After all, we were NOT born THIS way. We had to violently go against our lazy ways and face the local gym’s treadmill while a Russian fitness goddess drove us to shame, performing her no-sweat routine five meters away from our Godzilla jogging. Throughout childhood, we also had to accept we would never make it in the porn industry (let alone modeling) since our natural lottery was not kind enough regarding to breasts, (height) or promiscuity. Focusing on emerging markets and logical solutions at an early age, was not a choice, it was an outlet. We’ve grown to be Dita von Teese, because someone else in our street had luckily been born Claudia Schiffer.

Acceptance does not mean compliance. I do accept the natural state of things that allows some people to be extremely lucky and others to be heartbreakingly unfortunate. Yes, I accept this, but I’m not complying. That’s why I cling to fashion – because in a world of horrors, we can escape to wonders. We can fight, we can dress up, we can peroxide-blond, we can contact lenses, and we can bitch please, we play Dita von Teese and possibly win Louis-Marie de Castelbajac.

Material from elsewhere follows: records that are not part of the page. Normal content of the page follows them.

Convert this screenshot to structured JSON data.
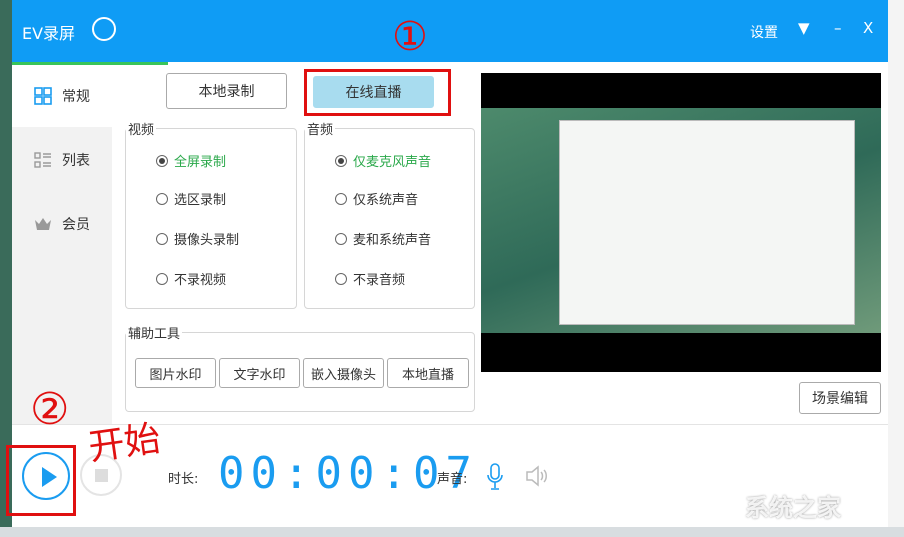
{
  "title_bar": {
    "app_name": "EV录屏",
    "settings_label": "设置",
    "menu_icon": "▼",
    "minimize": "–",
    "close": "X"
  },
  "sidebar": {
    "items": [
      {
        "label": "常规",
        "icon": "grid-icon",
        "active": true
      },
      {
        "label": "列表",
        "icon": "list-icon"
      },
      {
        "label": "会员",
        "icon": "crown-icon"
      }
    ]
  },
  "mode_tabs": {
    "local": "本地录制",
    "live": "在线直播"
  },
  "video": {
    "label": "视频",
    "options": [
      "全屏录制",
      "选区录制",
      "摄像头录制",
      "不录视频"
    ],
    "selected": 0
  },
  "audio": {
    "label": "音频",
    "options": [
      "仅麦克风声音",
      "仅系统声音",
      "麦和系统声音",
      "不录音频"
    ],
    "selected": 0
  },
  "tools": {
    "label": "辅助工具",
    "buttons": [
      "图片水印",
      "文字水印",
      "嵌入摄像头",
      "本地直播"
    ]
  },
  "scene_edit": "场景编辑",
  "bottom": {
    "duration_label": "时长:",
    "timer": "00:00:07",
    "sound_label": "声音:"
  },
  "annotations": {
    "one": "①",
    "two": "②",
    "start": "开始"
  },
  "watermark": "系统之家",
  "colors": {
    "accent": "#0f9cf5",
    "selected_green": "#2aa84a",
    "annotation_red": "#e01010"
  }
}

Fashion allows us to change ourselves while changing our fate.

I’m 50% cute and 50% work. I work it. We work it. It’s the gay thing to do: scrub lactic acid over our naked bodies for whichever many mornings needed in order to get that porcelain white complexion, thus saving us from our innate nonage or ethnic tragedy. If God gave you a midget size, gay will give the Armadillo shoe. Some were lucky to be born perfect, but we are lucky that we can be perfected.

No matter what, acceptance does not means compliance. You can’t change the media, but you can switch the station, and you can change the channel. Study harder. Peroxide stronger. Platform higher.

Fabulous is on line 3. Please hold as we transfer.